Documentos sensíveis analisados pelo The Grayzone indicam que o Reino Unido é o arquiteto central por trás das operações militares ucranianas contra a Frota Russa do Mar Negro. Entre outras descobertas explosivas, os arquivos revelam que figuras militares e de inteligência britânicas de alto escalão elaboraram planos detalhados para "maximizar o desgaste da Frota do Mar Negro [de Moscou]", conspiraram para explodir a Ponte de Kerch, que liga a Crimeia à Rússia continental, com bombas de fertilizantes, e até mesmo elaboraram projetos para uma série de submersíveis que permitiriam a mergulhadores ucranianos plantar minas em navios e infraestrutura russos.
Outras maquinações incluem um plano explícito de "armadilha de mel", que previa a criação de um bordel administrado secretamente pela inteligência britânica na Crimeia. Lá, agentes ucranianas falantes de russo se aproveitariam de "marinheiros bêbados" da Marinha russa para obter informações.
Os esquemas foram montados pelo Projeto Alquimia, uma célula secreta de planejamento militar britânico cuja existência foi exposta pela primeira vez pelo The Grayzone.
O diretor da Alchemy, alinhado à inteligência, Dominic Morris, já esteve integrado às forças especiais britânicas no Afeganistão enquanto servia como "oficial político" da embaixada do Reino Unido.

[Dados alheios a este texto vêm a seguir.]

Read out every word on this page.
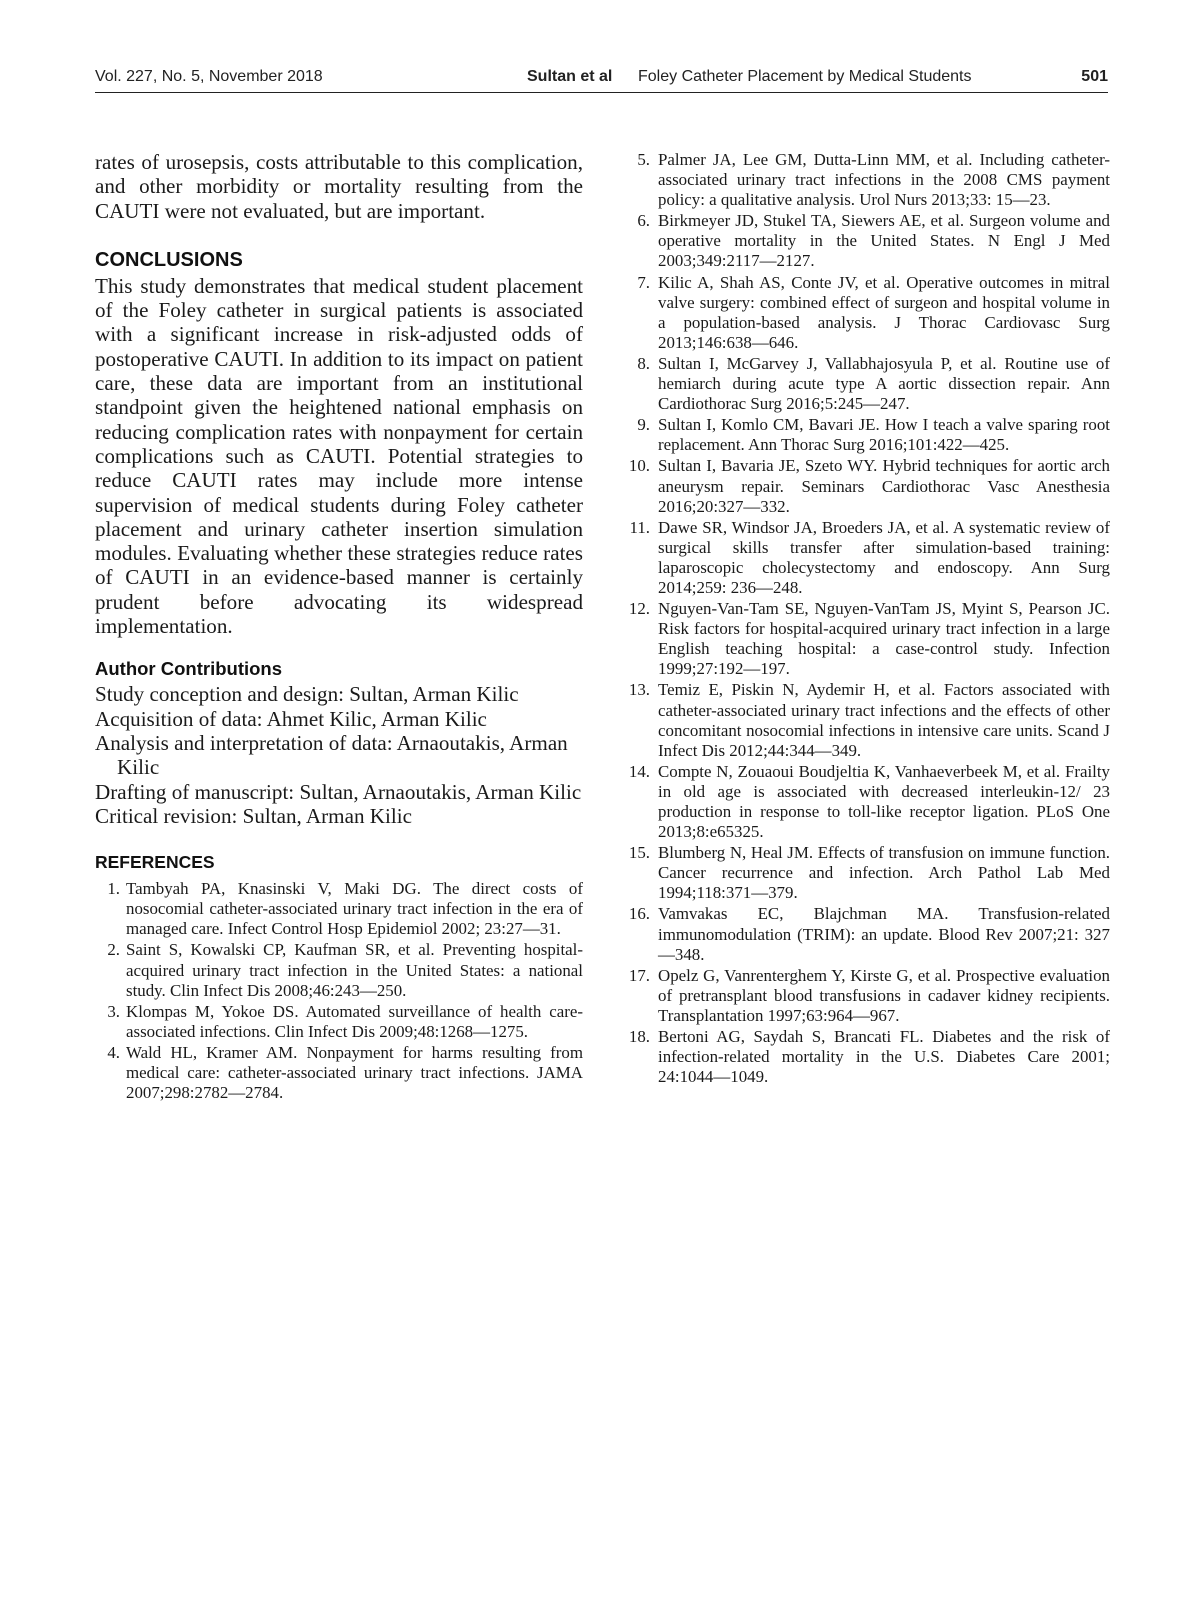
Vol. 227, No. 5, November 2018	Sultan et al Foley Catheter Placement by Medical Students	501

rates of urosepsis, costs attributable to this complication, and other morbidity or mortality resulting from the CAUTI were not evaluated, but are important.

CONCLUSIONS

This study demonstrates that medical student placement of the Foley catheter in surgical patients is associated with a significant increase in risk-adjusted odds of postoperative CAUTI. In addition to its impact on patient care, these data are important from an institutional standpoint given the heightened national emphasis on reducing complication rates with nonpayment for certain complications such as CAUTI. Potential strategies to reduce CAUTI rates may include more intense supervision of medical students during Foley catheter placement and urinary catheter insertion simulation modules. Evaluating whether these strategies reduce rates of CAUTI in an evidence-based manner is certainly prudent before advocating its widespread implementation.

Author Contributions

Study conception and design: Sultan, Arman Kilic

Acquisition of data: Ahmet Kilic, Arman Kilic

Analysis and interpretation of data: Arnaoutakis, Arman Kilic

Drafting of manuscript: Sultan, Arnaoutakis, Arman Kilic

Critical revision: Sultan, Arman Kilic

REFERENCES
1. Tambyah PA, Knasinski V, Maki DG. The direct costs of nosocomial catheter-associated urinary tract infection in the era of managed care. Infect Control Hosp Epidemiol 2002; 23:27—31.
2. Saint S, Kowalski CP, Kaufman SR, et al. Preventing hospital-acquired urinary tract infection in the United States: a national study. Clin Infect Dis 2008;46:243—250.
3. Klompas M, Yokoe DS. Automated surveillance of health care-associated infections. Clin Infect Dis 2009;48:1268—1275.
4. Wald HL, Kramer AM. Nonpayment for harms resulting from medical care: catheter-associated urinary tract infections. JAMA 2007;298:2782—2784.
5. Palmer JA, Lee GM, Dutta-Linn MM, et al. Including catheter-associated urinary tract infections in the 2008 CMS payment policy: a qualitative analysis. Urol Nurs 2013;33: 15—23.
6. Birkmeyer JD, Stukel TA, Siewers AE, et al. Surgeon volume and operative mortality in the United States. N Engl J Med 2003;349:2117—2127.
7. Kilic A, Shah AS, Conte JV, et al. Operative outcomes in mitral valve surgery: combined effect of surgeon and hospital volume in a population-based analysis. J Thorac Cardiovasc Surg 2013;146:638—646.
8. Sultan I, McGarvey J, Vallabhajosyula P, et al. Routine use of hemiarch during acute type A aortic dissection repair. Ann Cardiothorac Surg 2016;5:245—247.
9. Sultan I, Komlo CM, Bavari JE. How I teach a valve sparing root replacement. Ann Thorac Surg 2016;101:422—425.
10. Sultan I, Bavaria JE, Szeto WY. Hybrid techniques for aortic arch aneurysm repair. Seminars Cardiothorac Vasc Anesthesia 2016;20:327—332.
11. Dawe SR, Windsor JA, Broeders JA, et al. A systematic review of surgical skills transfer after simulation-based training: laparoscopic cholecystectomy and endoscopy. Ann Surg 2014;259: 236—248.
12. Nguyen-Van-Tam SE, Nguyen-VanTam JS, Myint S, Pearson JC. Risk factors for hospital-acquired urinary tract infection in a large English teaching hospital: a case-control study. Infection 1999;27:192—197.
13. Temiz E, Piskin N, Aydemir H, et al. Factors associated with catheter-associated urinary tract infections and the effects of other concomitant nosocomial infections in intensive care units. Scand J Infect Dis 2012;44:344—349.
14. Compte N, Zouaoui Boudjeltia K, Vanhaeverbeek M, et al. Frailty in old age is associated with decreased interleukin-12/ 23 production in response to toll-like receptor ligation. PLoS One 2013;8:e65325.
15. Blumberg N, Heal JM. Effects of transfusion on immune function. Cancer recurrence and infection. Arch Pathol Lab Med 1994;118:371—379.
16. Vamvakas EC, Blajchman MA. Transfusion-related immunomodulation (TRIM): an update. Blood Rev 2007;21: 327—348.
17. Opelz G, Vanrenterghem Y, Kirste G, et al. Prospective evaluation of pretransplant blood transfusions in cadaver kidney recipients. Transplantation 1997;63:964—967.
18. Bertoni AG, Saydah S, Brancati FL. Diabetes and the risk of infection-related mortality in the U.S. Diabetes Care 2001; 24:1044—1049.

O primeiro dos arquivos relevantes foi enviado em 14 de abril de 2022 — o mesmo dia em que a Ucrânia alcançou seu sucesso naval mais espetacular da guerra ao afundar o navio almirante da Rússia na região, o Moskva.
O feito foi comemorado pela mídia ocidental, com o New York Times anunciando a destruição do navio como um "triunfo significativo — uma demonstração de habilidade ucraniana e inépcia russa". Como mostram os arquivos inéditos, entre os admiradores da operação também estava Dominic Morris, do Projeto Alquimia, que viu uma oportunidade de "derrotar toda a Frota Russa do Mar Negro" e imediatamente começou a elaborar planos para afundar o restante dos navios de guerra de Moscou.
A destruição do Moskva supostamente surpreendeu e deixou o governo Biden em pânico, pois eles aparentemente não acreditavam que a Ucrânia possuísse mísseis capazes de atingir tal alvo e, de acordo com uma reportagem importante, "não pretendiam permitir que os ucranianos atacassem um símbolo tão poderoso do poder russo". Mas o ataque aparentemente convenceu a Casa Branca e o Pentágono a redobrar seu apoio militar a Kiev — e, como mostram os documentos, teve o mesmo efeito do outro lado do oceano.
Em resposta a um memorando de 23 de abril de 2022, escrito por um colega de célula, sobre a importância do apoio das potências ocidentais às operações "terrestres" ucranianas, Morris declarou que "o naufrágio de Moskva" significava que Kiev deveria se concentrar predominantemente em operações "marítimas". Após reclamar que, "além de movimentar um pouco de tanques e aviões por uma Europa pacífica", a OTAN "não estava combatendo", Morris escreveu que via uma chance para o Reino Unido eliminar todos os navios russos na região sem sequer entrar em guerra.
"Você poderia derrotar toda a Frota Russa do Mar Negro" com "opções abaixo do limiar", ele escreveu, referindo-se às táticas de zona cinzenta que os militares britânicos definiram oficialmente como "toda atividade que chegue, mas não ultrapasse, a definição legal de conflito armado". Morris propôs especificamente "ataques de comando" como "uma atividade abaixo do limiar fabulosa que vai assustar profundamente" o presidente russo Vladimir Putin.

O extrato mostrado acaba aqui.